O petróleo segue volátil, mas não empolga um dos maiores gestores de ETFs dos EUA. Para Jan van Eck, CEO da VanEck, o “Velho Energia” — petróleo e gás — deve andar de lado no horizonte de 12 meses. A aposta dele está em outra frente: a expansão elétrica puxada por data centers e o renascimento do nuclear.

Em entrevista à CNBC, Van Eck afirmou que a dinâmica do petróleo não oferece grande upside agora, apesar das altas recentes do WTI e do Brent estimuladas por tensões geopolíticas. “O núcleo do ‘Velho Energia’ é um mundo lateral neste momento”, disse. A leitura se mantém mesmo com o WTI atingindo o maior patamar desde 8 de outubro em meio a ruídos envolvendo EUA e Irã.

Nuclear ganha tração com a demanda de IA

O argumento central do executivo é a confiabilidade — um atributo que, segundo ele, o mercado subestima nas fontes alternativas. Data centers, que são a infraestrutura crítica da inteligência artificial e da computação em nuvem, exigem suprimento estável e contínuo de energia. “Centros de dados não podem ficar fora do ar. Não podem parar por uma hora”, reforçou.

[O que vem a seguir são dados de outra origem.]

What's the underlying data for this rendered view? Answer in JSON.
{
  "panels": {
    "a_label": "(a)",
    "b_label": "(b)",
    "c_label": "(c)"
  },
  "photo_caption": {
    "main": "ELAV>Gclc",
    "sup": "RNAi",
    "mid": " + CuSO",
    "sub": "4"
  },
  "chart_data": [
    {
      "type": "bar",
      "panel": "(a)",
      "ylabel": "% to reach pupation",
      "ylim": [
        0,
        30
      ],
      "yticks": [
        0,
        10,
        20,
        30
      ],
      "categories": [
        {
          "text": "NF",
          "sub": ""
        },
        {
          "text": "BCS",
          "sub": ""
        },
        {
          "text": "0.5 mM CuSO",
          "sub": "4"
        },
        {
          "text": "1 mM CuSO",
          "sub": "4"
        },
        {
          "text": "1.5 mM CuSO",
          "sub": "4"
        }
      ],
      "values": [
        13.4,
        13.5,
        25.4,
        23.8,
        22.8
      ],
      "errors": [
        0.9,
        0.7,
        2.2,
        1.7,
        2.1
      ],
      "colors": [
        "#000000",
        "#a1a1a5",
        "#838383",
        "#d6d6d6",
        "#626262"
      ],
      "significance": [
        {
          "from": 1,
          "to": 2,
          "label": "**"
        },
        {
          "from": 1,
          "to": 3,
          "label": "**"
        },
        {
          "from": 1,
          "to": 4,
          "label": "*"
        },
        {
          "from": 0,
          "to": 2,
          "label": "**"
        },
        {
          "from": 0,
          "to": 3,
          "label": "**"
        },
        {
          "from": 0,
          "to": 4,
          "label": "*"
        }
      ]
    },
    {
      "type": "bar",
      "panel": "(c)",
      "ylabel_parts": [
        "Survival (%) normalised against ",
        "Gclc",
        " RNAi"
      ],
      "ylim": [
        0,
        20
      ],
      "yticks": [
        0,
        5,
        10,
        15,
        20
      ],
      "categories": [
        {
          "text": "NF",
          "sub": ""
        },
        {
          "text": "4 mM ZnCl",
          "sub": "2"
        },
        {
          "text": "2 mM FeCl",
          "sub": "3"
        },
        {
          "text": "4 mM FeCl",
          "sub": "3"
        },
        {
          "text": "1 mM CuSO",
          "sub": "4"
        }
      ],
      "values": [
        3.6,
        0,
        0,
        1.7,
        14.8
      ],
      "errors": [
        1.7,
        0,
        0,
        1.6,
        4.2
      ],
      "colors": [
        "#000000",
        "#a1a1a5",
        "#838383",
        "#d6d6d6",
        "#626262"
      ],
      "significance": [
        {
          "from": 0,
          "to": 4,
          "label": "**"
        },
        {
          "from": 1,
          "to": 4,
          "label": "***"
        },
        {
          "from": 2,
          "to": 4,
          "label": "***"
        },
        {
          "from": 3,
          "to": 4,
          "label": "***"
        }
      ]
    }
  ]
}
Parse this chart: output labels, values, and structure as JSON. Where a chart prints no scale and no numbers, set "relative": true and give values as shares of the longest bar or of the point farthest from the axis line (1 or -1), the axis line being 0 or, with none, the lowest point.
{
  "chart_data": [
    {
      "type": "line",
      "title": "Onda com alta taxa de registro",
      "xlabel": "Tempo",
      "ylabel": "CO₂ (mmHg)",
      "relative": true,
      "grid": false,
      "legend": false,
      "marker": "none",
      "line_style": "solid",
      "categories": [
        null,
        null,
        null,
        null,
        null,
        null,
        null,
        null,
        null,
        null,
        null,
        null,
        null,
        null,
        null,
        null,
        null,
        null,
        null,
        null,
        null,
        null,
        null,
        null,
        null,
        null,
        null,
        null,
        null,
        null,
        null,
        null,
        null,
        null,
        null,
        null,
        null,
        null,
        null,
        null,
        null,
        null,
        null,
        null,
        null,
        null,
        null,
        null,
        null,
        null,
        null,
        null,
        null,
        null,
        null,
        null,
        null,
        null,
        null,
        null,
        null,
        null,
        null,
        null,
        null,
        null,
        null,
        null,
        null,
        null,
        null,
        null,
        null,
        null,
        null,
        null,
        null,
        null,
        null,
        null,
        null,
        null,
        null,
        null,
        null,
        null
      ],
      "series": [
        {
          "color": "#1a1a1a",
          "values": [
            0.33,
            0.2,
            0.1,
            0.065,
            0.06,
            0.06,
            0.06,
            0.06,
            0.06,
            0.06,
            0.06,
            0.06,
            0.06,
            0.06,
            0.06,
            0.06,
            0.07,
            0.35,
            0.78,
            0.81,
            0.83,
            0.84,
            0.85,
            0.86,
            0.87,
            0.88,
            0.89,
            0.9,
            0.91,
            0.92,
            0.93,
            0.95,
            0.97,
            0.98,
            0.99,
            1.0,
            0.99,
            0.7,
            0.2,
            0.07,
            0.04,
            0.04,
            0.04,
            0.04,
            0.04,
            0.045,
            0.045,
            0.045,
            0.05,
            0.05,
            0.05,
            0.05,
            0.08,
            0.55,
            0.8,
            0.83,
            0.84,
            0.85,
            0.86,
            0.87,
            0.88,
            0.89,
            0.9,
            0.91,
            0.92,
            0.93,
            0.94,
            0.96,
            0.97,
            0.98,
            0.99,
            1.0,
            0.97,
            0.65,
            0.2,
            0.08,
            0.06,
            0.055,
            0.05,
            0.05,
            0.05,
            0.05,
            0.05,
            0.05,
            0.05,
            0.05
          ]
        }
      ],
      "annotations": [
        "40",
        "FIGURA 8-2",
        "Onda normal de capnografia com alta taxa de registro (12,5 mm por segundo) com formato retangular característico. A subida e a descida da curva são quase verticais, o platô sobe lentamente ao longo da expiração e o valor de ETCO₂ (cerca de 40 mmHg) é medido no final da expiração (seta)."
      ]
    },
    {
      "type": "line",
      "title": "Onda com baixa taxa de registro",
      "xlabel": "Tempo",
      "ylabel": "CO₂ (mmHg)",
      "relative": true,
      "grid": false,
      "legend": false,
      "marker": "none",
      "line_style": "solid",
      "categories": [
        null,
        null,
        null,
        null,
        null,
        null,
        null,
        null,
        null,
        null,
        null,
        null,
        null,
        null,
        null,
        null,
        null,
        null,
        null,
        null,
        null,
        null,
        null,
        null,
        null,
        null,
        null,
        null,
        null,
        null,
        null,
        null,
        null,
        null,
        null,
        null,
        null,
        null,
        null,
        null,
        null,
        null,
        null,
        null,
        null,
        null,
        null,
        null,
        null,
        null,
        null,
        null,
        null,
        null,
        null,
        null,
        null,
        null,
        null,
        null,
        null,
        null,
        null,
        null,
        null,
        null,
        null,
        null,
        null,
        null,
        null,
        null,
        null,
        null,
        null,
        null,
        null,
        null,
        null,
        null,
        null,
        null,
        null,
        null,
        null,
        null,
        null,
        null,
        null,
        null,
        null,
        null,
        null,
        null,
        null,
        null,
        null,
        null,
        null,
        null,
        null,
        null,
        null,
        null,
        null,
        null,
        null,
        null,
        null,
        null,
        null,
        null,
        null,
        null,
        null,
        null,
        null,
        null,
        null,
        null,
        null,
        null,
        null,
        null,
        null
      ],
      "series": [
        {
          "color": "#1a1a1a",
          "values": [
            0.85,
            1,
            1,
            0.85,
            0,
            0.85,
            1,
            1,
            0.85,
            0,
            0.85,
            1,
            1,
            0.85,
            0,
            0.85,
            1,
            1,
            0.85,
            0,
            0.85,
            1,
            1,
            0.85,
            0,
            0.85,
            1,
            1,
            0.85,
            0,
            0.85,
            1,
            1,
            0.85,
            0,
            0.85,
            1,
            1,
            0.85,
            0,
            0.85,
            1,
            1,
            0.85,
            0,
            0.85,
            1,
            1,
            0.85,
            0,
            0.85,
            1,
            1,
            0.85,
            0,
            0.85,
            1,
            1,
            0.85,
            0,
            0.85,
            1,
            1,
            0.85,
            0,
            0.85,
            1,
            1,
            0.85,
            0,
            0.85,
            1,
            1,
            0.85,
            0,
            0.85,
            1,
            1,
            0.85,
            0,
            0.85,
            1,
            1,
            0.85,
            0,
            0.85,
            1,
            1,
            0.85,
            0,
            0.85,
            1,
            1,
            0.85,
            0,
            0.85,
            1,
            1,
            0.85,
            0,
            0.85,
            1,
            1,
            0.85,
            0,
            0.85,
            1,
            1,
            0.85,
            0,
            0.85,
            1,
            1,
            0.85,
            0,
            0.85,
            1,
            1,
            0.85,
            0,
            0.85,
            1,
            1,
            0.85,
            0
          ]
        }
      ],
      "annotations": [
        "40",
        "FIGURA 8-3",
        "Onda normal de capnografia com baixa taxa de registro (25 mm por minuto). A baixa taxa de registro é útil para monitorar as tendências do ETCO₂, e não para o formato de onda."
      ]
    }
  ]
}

Nesse cenário, a VanEck tem surfado o tema via o ETF Uranium and Nuclear (NLR). O fundo acumula alta superior a 16% no ano e quase 73% em 12 meses, impulsionado pela reabertura do apetite por nuclear, modernização de reatores e contratos de longo prazo de fornecimento. Entre as maiores posições estão Cameco, Constellation Energy e BWX Technologies. A Cameco, uma das principais produtoras globais de urânio, sobe 21% no ano.

A tese dialoga com o avanço dos hyperscalers — big techs que operam data centers em escala massiva — e com o ciclo de investimento em IA, que pressiona a demanda por eletricidade nos EUA. Estados como Virgínia, Texas e Arizona já sinalizam redes mais carregadas, o que eleva a relevância de fontes despacháveis, com baixa intermitência e menor pegada de carbono.

“Novo Energia”: redes, eficiência e portfólio amplo

O movimento não é isolado. Jennifer Grancio, chefe global de distribuição da TCW, avalia uma transição gradual do “Velho” para o “Novo Energia”, ancorada em décadas de investimentos. “Precisamos de todas as fontes para alimentar a máquina”, disse, citando a demanda crescente de data centers e da indústria.

A TCW gere o ETF Transform Systems (PWRD), uma carteira ampla que ainda inclui nomes da economia tradicional, mas com viés para nuclear, eficiência energética e empresas ligadas à expansão da capacidade elétrica. O foco é capturar o ciclo de reforço das redes, modernização de infraestrutura e soluções que reduzam perdas e custos — pontos críticos para acomodar a IA, veículos elétricos e novas cargas industriais.

Para o investidor brasileiro atento aos EUA — seja morador, frequente viajante ou alocador — a leitura é clara: além do petróleo, o mapa de oportunidades está migrando para a base elétrica do crescimento. Temas como urânio, geração nuclear, utilities com exposição a data centers, fabricantes de tecnologia para redes e eficiência energética ganham protagonismo. Já o petróleo, mesmo sensível ao noticiário geopolítico, pode seguir preso a uma faixa, com menos catalisadores de curto prazo.

O recado do mercado: confiabilidade virou ativo estratégico. E quem entregar energia estável para a economia da IA tende a capturar o próximo ciclo.